August 8, 2010

Bristol Palin Annoys America With Another Kid That No One Cares About

JUNEAU, AK - (DoghouseDaily) - Bristol Palin has become pregnant yet again and America could hardly care less. The newbie was conceived in the back of a rusted 1995 Dodge pick-up truck parked in a McDonald's parking lot on the afternoon of June 4th. The father, 19-year-old Kirk Cramerton, is a freelance sea lion breeder and an employee at the McDonalds where his latest blessing was conceived. According to Cramerton, Bristol refused to use contraception during their thirty second miracle session.

"I told her that we should use protection and she threw a fit. Then she went into a tirade about how it would hurt her mother's political image," said Cramerton via closed-circuit radio at the McDonald's drive-thru window.

When asked for comment, the grandmother, Sarah, remarked, "I'm going to have another grandson! Whoopee! Dontcha know, all great Presidential candidates these days should be a grandparent" she said while pointing a cautious finger and making enticing facial contortions."

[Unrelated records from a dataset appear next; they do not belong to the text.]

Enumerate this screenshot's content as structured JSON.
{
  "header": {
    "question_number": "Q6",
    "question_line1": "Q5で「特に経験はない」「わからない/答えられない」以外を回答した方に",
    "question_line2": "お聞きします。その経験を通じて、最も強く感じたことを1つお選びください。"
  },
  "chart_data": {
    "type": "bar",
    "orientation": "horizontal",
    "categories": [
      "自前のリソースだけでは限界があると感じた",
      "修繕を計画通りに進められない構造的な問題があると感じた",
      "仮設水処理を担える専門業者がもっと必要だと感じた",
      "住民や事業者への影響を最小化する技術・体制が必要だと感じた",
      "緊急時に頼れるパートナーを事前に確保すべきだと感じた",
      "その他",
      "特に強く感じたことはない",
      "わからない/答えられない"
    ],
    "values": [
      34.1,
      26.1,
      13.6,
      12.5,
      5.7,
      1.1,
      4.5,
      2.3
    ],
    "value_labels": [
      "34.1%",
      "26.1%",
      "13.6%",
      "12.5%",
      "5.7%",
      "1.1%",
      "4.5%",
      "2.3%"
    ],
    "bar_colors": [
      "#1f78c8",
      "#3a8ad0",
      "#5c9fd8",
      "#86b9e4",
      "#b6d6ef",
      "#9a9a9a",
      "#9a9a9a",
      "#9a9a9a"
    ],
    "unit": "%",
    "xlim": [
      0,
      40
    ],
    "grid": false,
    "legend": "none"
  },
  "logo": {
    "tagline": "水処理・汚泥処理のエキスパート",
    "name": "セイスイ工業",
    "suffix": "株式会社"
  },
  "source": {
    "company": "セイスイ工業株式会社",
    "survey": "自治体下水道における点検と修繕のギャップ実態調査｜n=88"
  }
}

This boring, played out news piqued the interest of unemployed comedian Conan O'Brien. He dejectedly tweeted from his back patio that he has had it with the Palin family, emphasizing that even jokes about them became trite after 2008. "The Palins are about as entertaining as typos, big chins, and backstabbing automobile enthusiasts with Peppi le Pew hairstyles. Don't even get me started with that Chelsea Clinton and her latest matrimonial publicity stunt."